Leading public health experts would certainly like to think so. With recent initiatives, such as a ban on cigarettes from shop displays, having an impact, health chiefs have turned their attention to sugar.
A series of television advertisements from public health initiative Change4Life is being broadcast with a message about cutting down the amount of sugar in children’s diets. An animated modelling clay family shows how swapping fizzy drinks for water or eating low-sugar yoghurt instead of ice-cream can make a huge impact on sugar consumption. And, while food containing a high percentage of sugar isn’t hidden from view in the same way cigarettes are, some of the country’s major supermarkets, including Tesco and Lidl, have removed sweets and chocolates from check-outs to make it easier for parents to make healthy eating choices for their children.
When you consider the effects of obesity, it’s hardly surprising that the public health drive has stepped up a notch. NHS chief executive Simon Stevens told the Public Health England annual conference:
“Obesity is the new smoking. It represents a slow-motion car crash in terms of avoidable illness and rising health care costs. “If, as a nation, we keep piling on the pounds around the waistline, we’ll be piling on the pounds in terms of future taxes needed just to keep the NHS afloat.”
As well, of course, as the negative impact on the waistlines of a nation, too much sugar can have a very detrimental effect on our teeth. Sugar causes decay because the bacteria in your mouth use it as an energy source and acid is formed as a by-product of this, which can lead to cavities. Once enamel becomes eroded, teeth lose their natural protection and are more prone to staining.

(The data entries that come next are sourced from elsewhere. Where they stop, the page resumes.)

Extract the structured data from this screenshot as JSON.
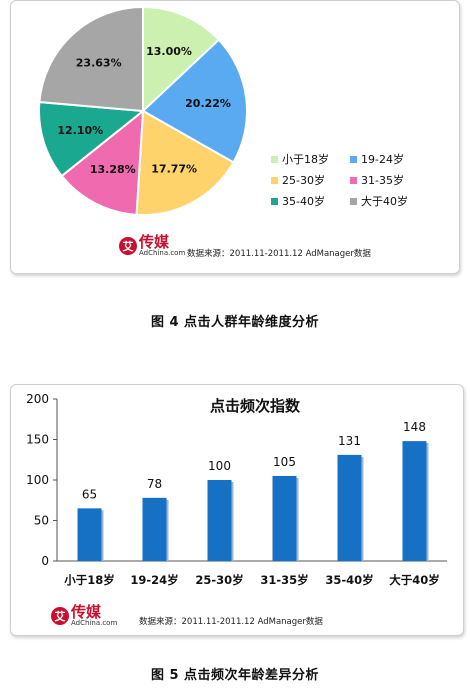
{
  "charts": {
    "pie": {
      "type": "pie",
      "categories": [
        "小于18岁",
        "19-24岁",
        "25-30岁",
        "31-35岁",
        "35-40岁",
        "大于40岁"
      ],
      "values": [
        13.0,
        20.22,
        17.77,
        13.28,
        12.1,
        23.63
      ],
      "labels": [
        "13.00%",
        "20.22%",
        "17.77%",
        "13.28%",
        "12.10%",
        "23.63%"
      ],
      "colors": [
        "#ccf0b0",
        "#5aaaf2",
        "#ffd36b",
        "#f06ab0",
        "#1aa890",
        "#a6a6a6"
      ],
      "legend_position": "right"
    },
    "bar": {
      "type": "bar",
      "title": "点击频次指数",
      "categories": [
        "小于18岁",
        "19-24岁",
        "25-30岁",
        "31-35岁",
        "35-40岁",
        "大于40岁"
      ],
      "values": [
        65,
        78,
        100,
        105,
        131,
        148
      ],
      "ylim": [
        0,
        200
      ],
      "yticks": [
        "0",
        "50",
        "100",
        "150",
        "200"
      ],
      "color": "#1670c4",
      "grid": false
    }
  },
  "chart_data": [
    {
      "type": "pie",
      "categories": [
        "小于18岁",
        "19-24岁",
        "25-30岁",
        "31-35岁",
        "35-40岁",
        "大于40岁"
      ],
      "values": [
        13.0,
        20.22,
        17.77,
        13.28,
        12.1,
        23.63
      ],
      "legend": "right"
    },
    {
      "type": "bar",
      "title": "点击频次指数",
      "categories": [
        "小于18岁",
        "19-24岁",
        "25-30岁",
        "31-35岁",
        "35-40岁",
        "大于40岁"
      ],
      "values": [
        65,
        78,
        100,
        105,
        131,
        148
      ],
      "ylim": [
        0,
        200
      ]
    }
  ],
  "logo": {
    "cn": "传媒",
    "en": "AdChina.com",
    "mark": "艾"
  },
  "source_text": "数据来源：2011.11-2011.12 AdManager数据",
  "captions": {
    "fig4": "图 4  点击人群年龄维度分析",
    "fig5": "图 5  点击频次年龄差异分析"
  }
}
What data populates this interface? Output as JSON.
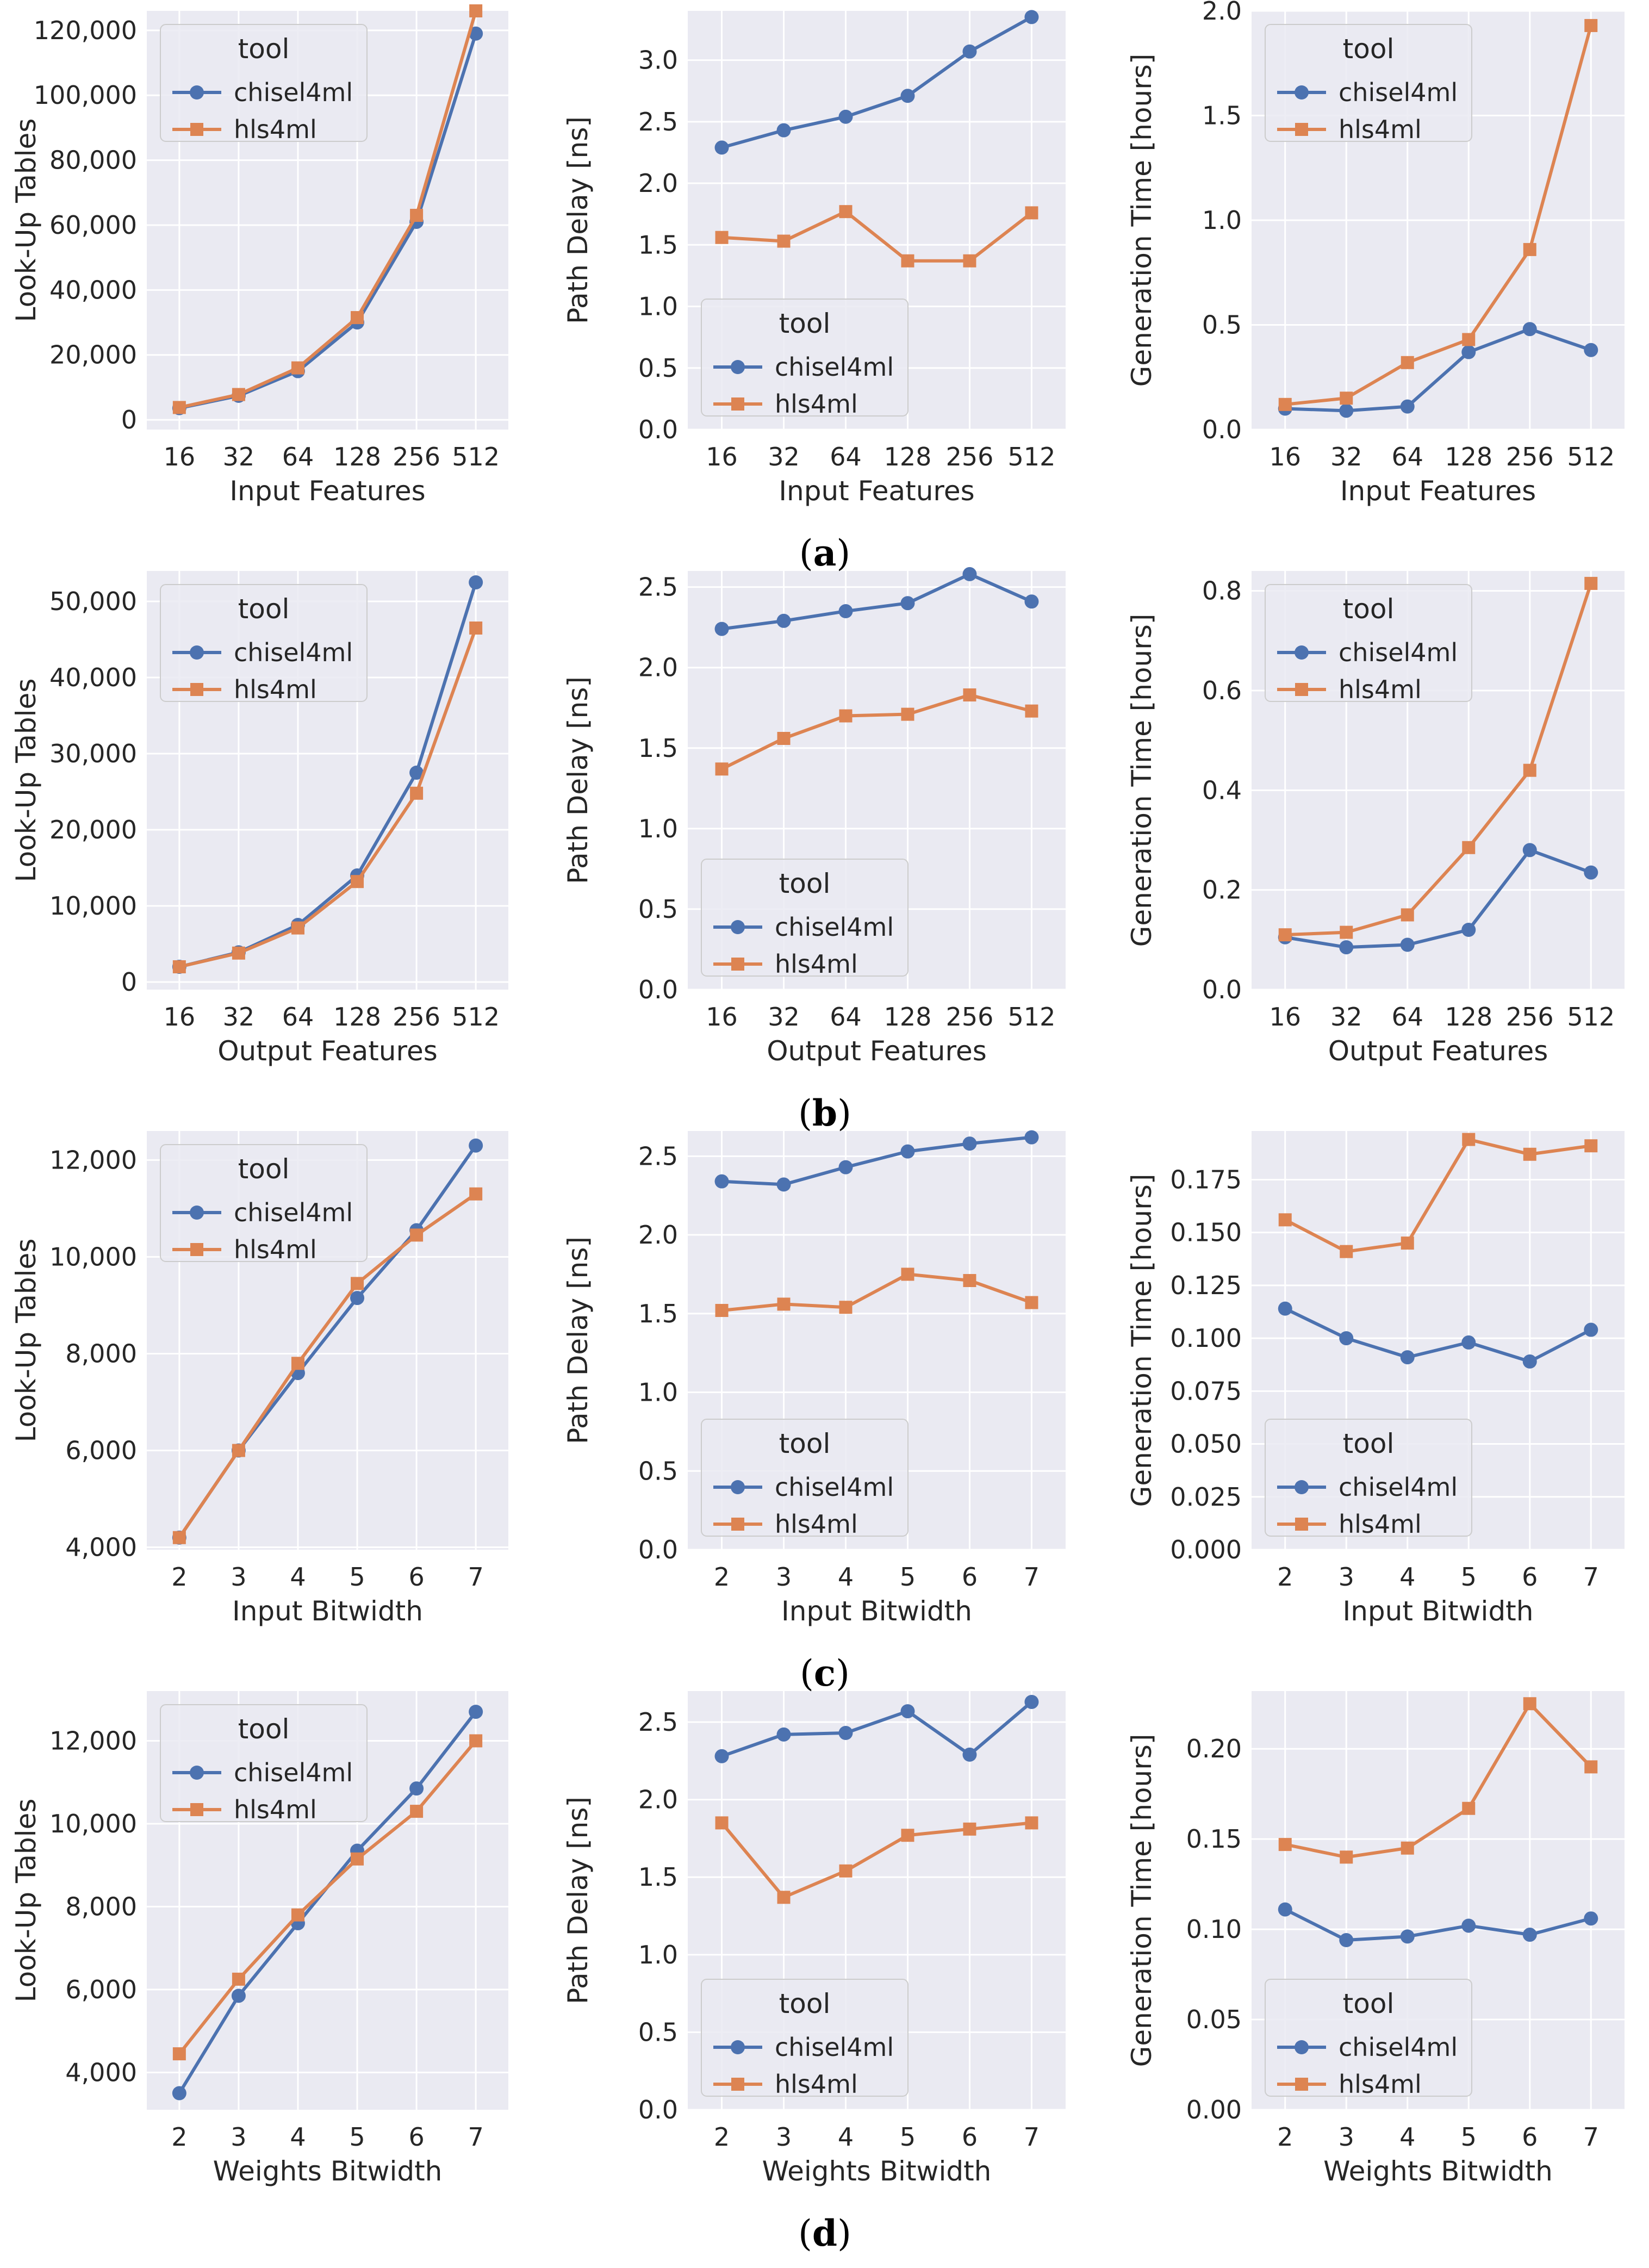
{
  "colors": {
    "chisel4ml": "#4c72b0",
    "hls4ml": "#dd8452",
    "background": "#eaeaf2",
    "grid": "#ffffff"
  },
  "legend": {
    "title": "tool",
    "entries": [
      "chisel4ml",
      "hls4ml"
    ]
  },
  "rows": [
    {
      "caption_letter": "a"
    },
    {
      "caption_letter": "b"
    },
    {
      "caption_letter": "c"
    },
    {
      "caption_letter": "d"
    }
  ],
  "chart_data": [
    {
      "type": "line",
      "row": "a",
      "col": 1,
      "categories": [
        "16",
        "32",
        "64",
        "128",
        "256",
        "512"
      ],
      "xlabel": "Input Features",
      "ylabel": "Look-Up Tables",
      "ylim": [
        -3000,
        126000
      ],
      "yticks": [
        0,
        20000,
        40000,
        60000,
        80000,
        100000,
        120000
      ],
      "yticklabels": [
        "0",
        "20,000",
        "40,000",
        "60,000",
        "80,000",
        "100,000",
        "120,000"
      ],
      "legend_loc": "upper-left",
      "series": [
        {
          "name": "chisel4ml",
          "values": [
            3600,
            7400,
            15000,
            30000,
            61000,
            119000
          ]
        },
        {
          "name": "hls4ml",
          "values": [
            3800,
            7800,
            16000,
            31500,
            63000,
            126000
          ]
        }
      ]
    },
    {
      "type": "line",
      "row": "a",
      "col": 2,
      "categories": [
        "16",
        "32",
        "64",
        "128",
        "256",
        "512"
      ],
      "xlabel": "Input Features",
      "ylabel": "Path Delay [ns]",
      "ylim": [
        0,
        3.4
      ],
      "yticks": [
        0,
        0.5,
        1.0,
        1.5,
        2.0,
        2.5,
        3.0
      ],
      "yticklabels": [
        "0.0",
        "0.5",
        "1.0",
        "1.5",
        "2.0",
        "2.5",
        "3.0"
      ],
      "legend_loc": "lower-left",
      "series": [
        {
          "name": "chisel4ml",
          "values": [
            2.29,
            2.43,
            2.54,
            2.71,
            3.07,
            3.35
          ]
        },
        {
          "name": "hls4ml",
          "values": [
            1.56,
            1.53,
            1.77,
            1.37,
            1.37,
            1.76
          ]
        }
      ]
    },
    {
      "type": "line",
      "row": "a",
      "col": 3,
      "categories": [
        "16",
        "32",
        "64",
        "128",
        "256",
        "512"
      ],
      "xlabel": "Input Features",
      "ylabel": "Generation Time [hours]",
      "ylim": [
        0,
        2.0
      ],
      "yticks": [
        0,
        0.5,
        1.0,
        1.5,
        2.0
      ],
      "yticklabels": [
        "0.0",
        "0.5",
        "1.0",
        "1.5",
        "2.0"
      ],
      "legend_loc": "upper-left",
      "series": [
        {
          "name": "chisel4ml",
          "values": [
            0.1,
            0.09,
            0.11,
            0.37,
            0.48,
            0.38
          ]
        },
        {
          "name": "hls4ml",
          "values": [
            0.12,
            0.15,
            0.32,
            0.43,
            0.86,
            1.93
          ]
        }
      ]
    },
    {
      "type": "line",
      "row": "b",
      "col": 1,
      "categories": [
        "16",
        "32",
        "64",
        "128",
        "256",
        "512"
      ],
      "xlabel": "Output Features",
      "ylabel": "Look-Up Tables",
      "ylim": [
        -1000,
        54000
      ],
      "yticks": [
        0,
        10000,
        20000,
        30000,
        40000,
        50000
      ],
      "yticklabels": [
        "0",
        "10,000",
        "20,000",
        "30,000",
        "40,000",
        "50,000"
      ],
      "legend_loc": "upper-left",
      "series": [
        {
          "name": "chisel4ml",
          "values": [
            2000,
            3900,
            7500,
            14000,
            27500,
            52500
          ]
        },
        {
          "name": "hls4ml",
          "values": [
            2000,
            3800,
            7100,
            13200,
            24800,
            46500
          ]
        }
      ]
    },
    {
      "type": "line",
      "row": "b",
      "col": 2,
      "categories": [
        "16",
        "32",
        "64",
        "128",
        "256",
        "512"
      ],
      "xlabel": "Output Features",
      "ylabel": "Path Delay [ns]",
      "ylim": [
        0,
        2.6
      ],
      "yticks": [
        0,
        0.5,
        1.0,
        1.5,
        2.0,
        2.5
      ],
      "yticklabels": [
        "0.0",
        "0.5",
        "1.0",
        "1.5",
        "2.0",
        "2.5"
      ],
      "legend_loc": "lower-left",
      "series": [
        {
          "name": "chisel4ml",
          "values": [
            2.24,
            2.29,
            2.35,
            2.4,
            2.58,
            2.41
          ]
        },
        {
          "name": "hls4ml",
          "values": [
            1.37,
            1.56,
            1.7,
            1.71,
            1.83,
            1.73
          ]
        }
      ]
    },
    {
      "type": "line",
      "row": "b",
      "col": 3,
      "categories": [
        "16",
        "32",
        "64",
        "128",
        "256",
        "512"
      ],
      "xlabel": "Output Features",
      "ylabel": "Generation Time [hours]",
      "ylim": [
        0,
        0.84
      ],
      "yticks": [
        0,
        0.2,
        0.4,
        0.6,
        0.8
      ],
      "yticklabels": [
        "0.0",
        "0.2",
        "0.4",
        "0.6",
        "0.8"
      ],
      "legend_loc": "upper-left",
      "series": [
        {
          "name": "chisel4ml",
          "values": [
            0.105,
            0.085,
            0.09,
            0.12,
            0.28,
            0.235
          ]
        },
        {
          "name": "hls4ml",
          "values": [
            0.11,
            0.115,
            0.15,
            0.285,
            0.44,
            0.815
          ]
        }
      ]
    },
    {
      "type": "line",
      "row": "c",
      "col": 1,
      "categories": [
        "2",
        "3",
        "4",
        "5",
        "6",
        "7"
      ],
      "xlabel": "Input Bitwidth",
      "ylabel": "Look-Up Tables",
      "ylim": [
        3950,
        12600
      ],
      "yticks": [
        4000,
        6000,
        8000,
        10000,
        12000
      ],
      "yticklabels": [
        "4,000",
        "6,000",
        "8,000",
        "10,000",
        "12,000"
      ],
      "legend_loc": "upper-left",
      "series": [
        {
          "name": "chisel4ml",
          "values": [
            4200,
            6000,
            7600,
            9150,
            10550,
            12300
          ]
        },
        {
          "name": "hls4ml",
          "values": [
            4200,
            6000,
            7800,
            9450,
            10450,
            11300
          ]
        }
      ]
    },
    {
      "type": "line",
      "row": "c",
      "col": 2,
      "categories": [
        "2",
        "3",
        "4",
        "5",
        "6",
        "7"
      ],
      "xlabel": "Input Bitwidth",
      "ylabel": "Path Delay [ns]",
      "ylim": [
        0,
        2.66
      ],
      "yticks": [
        0,
        0.5,
        1.0,
        1.5,
        2.0,
        2.5
      ],
      "yticklabels": [
        "0.0",
        "0.5",
        "1.0",
        "1.5",
        "2.0",
        "2.5"
      ],
      "legend_loc": "lower-left",
      "series": [
        {
          "name": "chisel4ml",
          "values": [
            2.34,
            2.32,
            2.43,
            2.53,
            2.58,
            2.62
          ]
        },
        {
          "name": "hls4ml",
          "values": [
            1.52,
            1.56,
            1.54,
            1.75,
            1.71,
            1.57
          ]
        }
      ]
    },
    {
      "type": "line",
      "row": "c",
      "col": 3,
      "categories": [
        "2",
        "3",
        "4",
        "5",
        "6",
        "7"
      ],
      "xlabel": "Input Bitwidth",
      "ylabel": "Generation Time [hours]",
      "ylim": [
        0,
        0.198
      ],
      "yticks": [
        0,
        0.025,
        0.05,
        0.075,
        0.1,
        0.125,
        0.15,
        0.175
      ],
      "yticklabels": [
        "0.000",
        "0.025",
        "0.050",
        "0.075",
        "0.100",
        "0.125",
        "0.150",
        "0.175"
      ],
      "legend_loc": "lower-left",
      "series": [
        {
          "name": "chisel4ml",
          "values": [
            0.114,
            0.1,
            0.091,
            0.098,
            0.089,
            0.104
          ]
        },
        {
          "name": "hls4ml",
          "values": [
            0.156,
            0.141,
            0.145,
            0.194,
            0.187,
            0.191
          ]
        }
      ]
    },
    {
      "type": "line",
      "row": "d",
      "col": 1,
      "categories": [
        "2",
        "3",
        "4",
        "5",
        "6",
        "7"
      ],
      "xlabel": "Weights Bitwidth",
      "ylabel": "Look-Up Tables",
      "ylim": [
        3100,
        13200
      ],
      "yticks": [
        4000,
        6000,
        8000,
        10000,
        12000
      ],
      "yticklabels": [
        "4,000",
        "6,000",
        "8,000",
        "10,000",
        "12,000"
      ],
      "legend_loc": "upper-left",
      "series": [
        {
          "name": "chisel4ml",
          "values": [
            3500,
            5850,
            7600,
            9350,
            10850,
            12700
          ]
        },
        {
          "name": "hls4ml",
          "values": [
            4450,
            6250,
            7800,
            9150,
            10300,
            12000
          ]
        }
      ]
    },
    {
      "type": "line",
      "row": "d",
      "col": 2,
      "categories": [
        "2",
        "3",
        "4",
        "5",
        "6",
        "7"
      ],
      "xlabel": "Weights Bitwidth",
      "ylabel": "Path Delay [ns]",
      "ylim": [
        0,
        2.7
      ],
      "yticks": [
        0,
        0.5,
        1.0,
        1.5,
        2.0,
        2.5
      ],
      "yticklabels": [
        "0.0",
        "0.5",
        "1.0",
        "1.5",
        "2.0",
        "2.5"
      ],
      "legend_loc": "lower-left",
      "series": [
        {
          "name": "chisel4ml",
          "values": [
            2.28,
            2.42,
            2.43,
            2.57,
            2.29,
            2.63
          ]
        },
        {
          "name": "hls4ml",
          "values": [
            1.85,
            1.37,
            1.54,
            1.77,
            1.81,
            1.85
          ]
        }
      ]
    },
    {
      "type": "line",
      "row": "d",
      "col": 3,
      "categories": [
        "2",
        "3",
        "4",
        "5",
        "6",
        "7"
      ],
      "xlabel": "Weights Bitwidth",
      "ylabel": "Generation Time [hours]",
      "ylim": [
        0,
        0.232
      ],
      "yticks": [
        0,
        0.05,
        0.1,
        0.15,
        0.2
      ],
      "yticklabels": [
        "0.00",
        "0.05",
        "0.10",
        "0.15",
        "0.20"
      ],
      "legend_loc": "lower-left",
      "series": [
        {
          "name": "chisel4ml",
          "values": [
            0.111,
            0.094,
            0.096,
            0.102,
            0.097,
            0.106
          ]
        },
        {
          "name": "hls4ml",
          "values": [
            0.147,
            0.14,
            0.145,
            0.167,
            0.225,
            0.19
          ]
        }
      ]
    }
  ]
}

According to statistics for the last financial year, almost 26,000 primary school children were treated for tooth decay, making it the most common reason youngsters were admitted to hospital during 2013/14. In the worst cases, dentists reported having to remove all 20 of some children’s baby teeth. Graham Barnby, honorary vice-president of the British Dental Health Foundation said the issue was caused by the “consumption of sugary, fizzy drinks.”
Television presenter Davina McCall has also thrust the amount of sugar we eat into the limelight by cutting refined sugar from her diet. Davina, who fronts shows including The Jump and Long Lost Family, revealed she had been “horrifically addicted” to sugar but started a sugar-free diet when her sister was advised to reduce her own intake following a cancer diagnosis. Sadly, her sister lost her cancer battle, but Davina has continued to pursue a healthier food philosophy.
“The benefits of cutting out sugar are ridiculous,” she said in an interview earlier this year.
Perhaps then, in the future, those who drink fizzy drinks or eat sugary snacks will find themselves on the receiving end of the same sort of social stigma as smokers experience now.